Et à vous, qui n’aimez que le sucré, ma réponse est une hérésie ou peu s’en faut. La réalité est que nous aimons des choses différentes, que chacun de nous est animé dans la vie par des joies,  des peurs, des envies, des goûts différents.

Cela crée-t-il une incompatibilité entre les uns et les autres ? Non,  pour moi et de façon certaine, c’est une richesse et aussi une occasion d’apprendre à aimer autrement,  dans un espace plus grand, plus libre, plus juste, quelle que soit la nature de la relation, dans le plus pur respect de qui est l’autre et de qui l’on est soi-même.

Là est l’accueil. Une ouverture au monde, aux autres, à l’autre, à soi aussi dans tous nos possibles.

Nous éprouvons tous une grande joie à nous retrouver face à une personne avec laquelle nous pouvons exprimer qui nous sommes en nous sentant compris, « sur la même longueur d’ondes » diront certains, en l’absence de toute censure. C’est plaisant en effet. Cela nous arrive à tous à titre professionnel par exemple quand on échange sur un point technique avec un collègue de travail. Chacun voit exactement de quoi l’autre parle. Le sujet est totalement connu par chacun, voire maîtrisé. Pour plaisant que ce soit, cela augure-t-il une  possible entente en dehors du contexte professionnel avec nos collègues ou seulement certains d’entre eux ? Pas forcément, même si avec certains, l’entente, la compréhension, peut toucher d’autres sujets.

Dans le contexte professionnel toutefois, on trouvera normale cette compréhension parcellaire qui touche à la complicité tout en ayant très présent à l’esprit que nous ne pourrions pas nous entendre au-delà de cette relation cadrée avec cette ou ces personnes.

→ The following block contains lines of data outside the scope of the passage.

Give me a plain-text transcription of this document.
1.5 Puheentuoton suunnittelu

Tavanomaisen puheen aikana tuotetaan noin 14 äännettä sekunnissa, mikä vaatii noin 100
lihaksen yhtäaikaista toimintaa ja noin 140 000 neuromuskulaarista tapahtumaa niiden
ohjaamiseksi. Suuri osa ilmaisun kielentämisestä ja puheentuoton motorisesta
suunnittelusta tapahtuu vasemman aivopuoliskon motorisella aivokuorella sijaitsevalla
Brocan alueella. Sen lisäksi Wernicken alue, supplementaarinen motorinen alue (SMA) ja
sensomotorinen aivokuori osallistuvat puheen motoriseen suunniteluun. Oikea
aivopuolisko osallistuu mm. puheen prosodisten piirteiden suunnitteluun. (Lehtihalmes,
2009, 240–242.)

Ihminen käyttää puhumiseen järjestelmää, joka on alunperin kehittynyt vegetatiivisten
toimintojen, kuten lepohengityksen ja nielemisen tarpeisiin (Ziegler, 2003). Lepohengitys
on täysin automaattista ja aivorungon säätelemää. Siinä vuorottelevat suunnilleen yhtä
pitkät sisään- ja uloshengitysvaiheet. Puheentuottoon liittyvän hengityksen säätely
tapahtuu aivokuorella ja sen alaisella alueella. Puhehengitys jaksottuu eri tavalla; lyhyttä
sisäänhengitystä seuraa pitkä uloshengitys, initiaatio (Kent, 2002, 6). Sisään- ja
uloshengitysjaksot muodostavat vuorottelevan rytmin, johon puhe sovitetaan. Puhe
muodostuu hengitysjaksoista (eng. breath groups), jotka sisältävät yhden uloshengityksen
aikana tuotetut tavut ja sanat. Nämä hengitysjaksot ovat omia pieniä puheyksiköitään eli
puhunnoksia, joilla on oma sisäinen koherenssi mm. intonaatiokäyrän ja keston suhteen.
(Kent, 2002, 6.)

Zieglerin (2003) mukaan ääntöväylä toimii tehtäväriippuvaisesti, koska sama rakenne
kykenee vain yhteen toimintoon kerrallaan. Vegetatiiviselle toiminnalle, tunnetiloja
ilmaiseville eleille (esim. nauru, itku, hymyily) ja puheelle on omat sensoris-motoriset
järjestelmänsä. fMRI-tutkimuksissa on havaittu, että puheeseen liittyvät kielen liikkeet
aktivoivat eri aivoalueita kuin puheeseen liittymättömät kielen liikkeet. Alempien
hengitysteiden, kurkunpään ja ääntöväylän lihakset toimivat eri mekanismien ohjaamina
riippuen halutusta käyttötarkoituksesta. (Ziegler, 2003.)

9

Cependant, dans la sphère privée, voire intime, on rêve d’être compris dans tout ce que l’on est, dans toutes nos manifestations,  dans toutes nos émotions aussi et peut-être même, surtout dans nos émotions.

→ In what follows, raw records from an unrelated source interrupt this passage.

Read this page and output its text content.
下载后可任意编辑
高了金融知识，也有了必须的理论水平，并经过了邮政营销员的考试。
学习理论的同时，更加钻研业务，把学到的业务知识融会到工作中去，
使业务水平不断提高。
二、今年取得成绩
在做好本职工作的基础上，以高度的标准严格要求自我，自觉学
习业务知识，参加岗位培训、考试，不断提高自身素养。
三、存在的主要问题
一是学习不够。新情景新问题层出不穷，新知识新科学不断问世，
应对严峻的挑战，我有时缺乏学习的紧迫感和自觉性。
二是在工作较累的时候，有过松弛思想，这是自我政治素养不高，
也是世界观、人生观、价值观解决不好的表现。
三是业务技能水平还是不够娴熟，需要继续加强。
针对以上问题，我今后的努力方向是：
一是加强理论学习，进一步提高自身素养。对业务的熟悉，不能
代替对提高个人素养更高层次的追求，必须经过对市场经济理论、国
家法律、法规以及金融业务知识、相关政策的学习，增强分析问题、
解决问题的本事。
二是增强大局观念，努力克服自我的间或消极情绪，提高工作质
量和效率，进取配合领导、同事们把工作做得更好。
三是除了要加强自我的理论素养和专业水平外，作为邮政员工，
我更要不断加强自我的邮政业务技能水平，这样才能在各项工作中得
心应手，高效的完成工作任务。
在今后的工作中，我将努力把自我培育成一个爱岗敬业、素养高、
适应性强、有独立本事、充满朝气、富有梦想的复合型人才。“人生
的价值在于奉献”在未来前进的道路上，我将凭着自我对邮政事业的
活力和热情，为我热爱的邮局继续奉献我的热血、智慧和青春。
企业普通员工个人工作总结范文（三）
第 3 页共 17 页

C’est oublier qu’on se méconnait soi-même. Qui peut dire se connaître en entier, dans tous ses possibles, ceux d’aujourd’hui et de demain, face à toutes les circonstances que la vie peut nous proposer ?

Qui n’a jamais dit ou pensé, face à une réaction  qui l’étonnait lui-même,  « ce n’est pas moi, je ne comprends pas, je ne suis pas comme cela » ?

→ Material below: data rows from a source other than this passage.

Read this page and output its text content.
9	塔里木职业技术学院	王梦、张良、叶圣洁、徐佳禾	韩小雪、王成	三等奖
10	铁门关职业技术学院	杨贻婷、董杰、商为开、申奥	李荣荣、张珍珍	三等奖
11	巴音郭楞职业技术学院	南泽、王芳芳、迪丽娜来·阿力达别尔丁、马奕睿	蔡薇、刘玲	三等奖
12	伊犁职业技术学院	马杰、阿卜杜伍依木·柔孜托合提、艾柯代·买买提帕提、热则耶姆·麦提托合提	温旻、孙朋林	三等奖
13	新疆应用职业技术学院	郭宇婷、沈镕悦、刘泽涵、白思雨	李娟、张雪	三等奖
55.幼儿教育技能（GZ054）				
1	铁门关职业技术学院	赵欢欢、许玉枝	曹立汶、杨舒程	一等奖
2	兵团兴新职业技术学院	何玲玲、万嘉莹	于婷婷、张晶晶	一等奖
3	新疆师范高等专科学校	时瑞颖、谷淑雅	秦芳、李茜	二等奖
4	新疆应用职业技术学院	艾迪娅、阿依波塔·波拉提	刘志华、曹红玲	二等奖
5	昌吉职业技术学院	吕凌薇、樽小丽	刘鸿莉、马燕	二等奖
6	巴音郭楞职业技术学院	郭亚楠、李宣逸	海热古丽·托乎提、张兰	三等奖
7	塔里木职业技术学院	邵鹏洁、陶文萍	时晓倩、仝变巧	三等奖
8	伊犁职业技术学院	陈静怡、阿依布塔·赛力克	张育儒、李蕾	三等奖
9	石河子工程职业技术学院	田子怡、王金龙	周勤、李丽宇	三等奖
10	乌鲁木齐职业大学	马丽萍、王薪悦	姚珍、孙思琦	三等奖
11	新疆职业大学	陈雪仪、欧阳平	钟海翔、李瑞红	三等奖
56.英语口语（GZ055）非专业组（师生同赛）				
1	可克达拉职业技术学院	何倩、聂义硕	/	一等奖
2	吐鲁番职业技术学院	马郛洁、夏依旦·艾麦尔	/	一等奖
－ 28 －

Avec chacun de nos proches,  amis, famille, compagnon (e), nous entretenons des relations privilégiées au sein desquelles une part, ou peut-être plusieurs aspects de notre personnalité semblent compris, quand d’autres sont tus, ignorés, non exprimables, car incompréhensibles à l’autre, aux autres.

Si en effet, nous partageons une réelle communauté de langage face à certains aspects de la vie ou dans notre manière « d’être » à la vie, nous pouvons aborder la relation en toute sérénité.  Si au contraire nous avons évolué vers des  convictions   ou comportements étrangers au clan familial ou amical, ou qui nous semblent totalement étrangers à ceux que nous aimons, alors notre relation perdra sa spontanéité et nous pourrons en concevoir du dépit, sans même savoir si nous pourrions réellement être accueilli ou pas sur cette part de nous que nous préférons taire. Le plus souvent,  ce qui nous dit  l’amour de l’autre envers soi ou, notre amour pour l’autre, est l’accueil total de soi par l’autre, total de l’autre par soi, y compris en ce que nous ne pouvons pas comprendre. De soi-même autant que de l’autre.

L’accueil, c’est pouvoir exprimer tout ce qu’on est en toute confiance, certain de ne pas être jugé par l’autre, et inversement, de permettre à l’autre d’exprimer tout ce qu’il est sans jugement aucun, par-delà toute notion de compréhension.

Je pense que la plus belle preuve d’amour, quelle que soit la nature de la relation, c’est de pouvoir dire de l’autre « il est cela aussi » .. Ce qui sous-tend, que cette part de l’autre nous est absconse, elle n’est pas « nôtre », peut-être même ne l’apprécions-nous pas, mais nous l’accueillons par amour de l’autre.

Cela ne veut pas dire qu’il s’agit d’une partie sombre de l’autre, juste une vision de la vie différente qui nous est totalement étrangère, incompréhensible.  Nous n’avons pas cette attitude en référence dans notre façon d’être à la vie.  Nous « l’accueillons », parce que nous aimons l’autre qu’il soit un parent, un ami, notre compagne, compagnon, même si nous n’aimons pas cette part de l’autre, même si elle nous heurte un peu.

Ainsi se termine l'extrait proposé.